Sie erklärte ihrer Freundin haargenau was am Abend passiert war, nachdem sie zu Zuhause angekommen war. Wie sie ihr dunkles Zimmer betreten hatte, sich Sachen für die Nacht aus dem Schrank nehmen wollte und dabei das Gefühl hatte einen Schatten zu erkennen. Dass sie kurz darauf den Klang eines Glöckchens und dann ein Kinderkichern vernahm, woraufhin sich kurz darauf ein merkwürdiger Schatten gebildet hatte, der sie in den Spiegel ziehen wollte. Auch dass sie dem Schatten nur entkommen war, weil ihr Vater plötzlich das Licht eingeschaltet hatte, behielt sie nicht für sich. Akane lauschte der Erzählung und Mika beobachtete deren Reaktion genau. Sie konnte erkennen, wie der Braunhaarigen kurz die Farbe aus dem Gesicht wich und sie deshalb sichtbar schluckte, um sich damit etwas zu beruhigen.

„D-Du willst mich veräppeln, oder?“, fragte die Grünäugige nun doch etwas verunsichert.

Erstaunt sah Mika ihr Gegenüber an und seufzte dann kaum merklich. War ja klar, das Akane ihr nicht glaubte und zudem hatte sie ihr auch noch Angst gemacht. Deshalb entschloss sich die junge Frau doch wieder zu lügen und setzte ein breites Grinsen auf.

"Du hast mich erwischt.", meinte sie anschließend, woraufhin Akane sie mit großen Augen ansah, "War nur Spaß. Ich wollte dir etwas Angst machen. Es war Nichts. Ich war nur überrascht, dass die Mädchen über so etwas Komisches gesprochen haben."

"Wi-wirklich?", hakte ihr Gegenüber noch einmal nach, woraufhin Mika nur nickte.

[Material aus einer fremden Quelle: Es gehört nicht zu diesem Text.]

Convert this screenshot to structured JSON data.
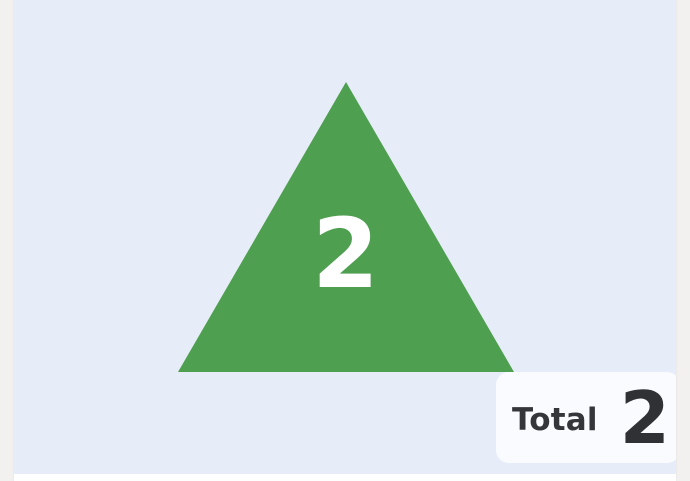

Erleichtert atmete die junge Frau anschließend geräuschvoll aus, bevor sie zu ihrer Freundin meinte, dass sie so etwas nicht mit ihr machen dürfte. Die Blauhaarige entschuldigte sich lächelnd und log, dass sie nur die Chance genutzt hatte, weil sie so bedrängt wurde.

Kurz plusterte Akane die Wangen auf, doch kicherte dann: "Ich wäre wirklich beinahe drauf reingefallen."
 

Als Mika am Abend die Wohnung betrat, lag diese in tiefer Stille. Sie hatte den Nachmittag wieder mit Akane verbracht und der Abend war bereits hereingebrochen. Dass sie niemand erwartete wunderte sie nicht, da ihr Vater ihr im Laufe des nachmittags geschrieben hatte, dass er von seinen neuen Kollegen auf einen Drink eingeladen wurde. Aus diesem Grund würde sie noch eine Weile alleine sein. So ließ sie die Tür hinter sich ins Schloss fallen und zog ihre Schuhe aus, bevor sie sich in ihr Zimmer begab. Seufzend ließ sie dort ihren Rucksack auf den Boden sinken und sich bäuchlings auf ihr Bett fallen. Die letzten Sonnenstrahlen fielen in ihr Zimmer und bildeten wandernde Schatten, je näher die Sonne dem Horizont kam. Mika lag derweil still auf ihrem Bett und beobachtete diese Schatten, bis sie verschwanden, sobald die Sonne hinter einem höheren Gebäude verschwunden war. Langsam wurden ihre Augen schwer und einen Moment später war sie in einen traumlosen Schlaf gefallen.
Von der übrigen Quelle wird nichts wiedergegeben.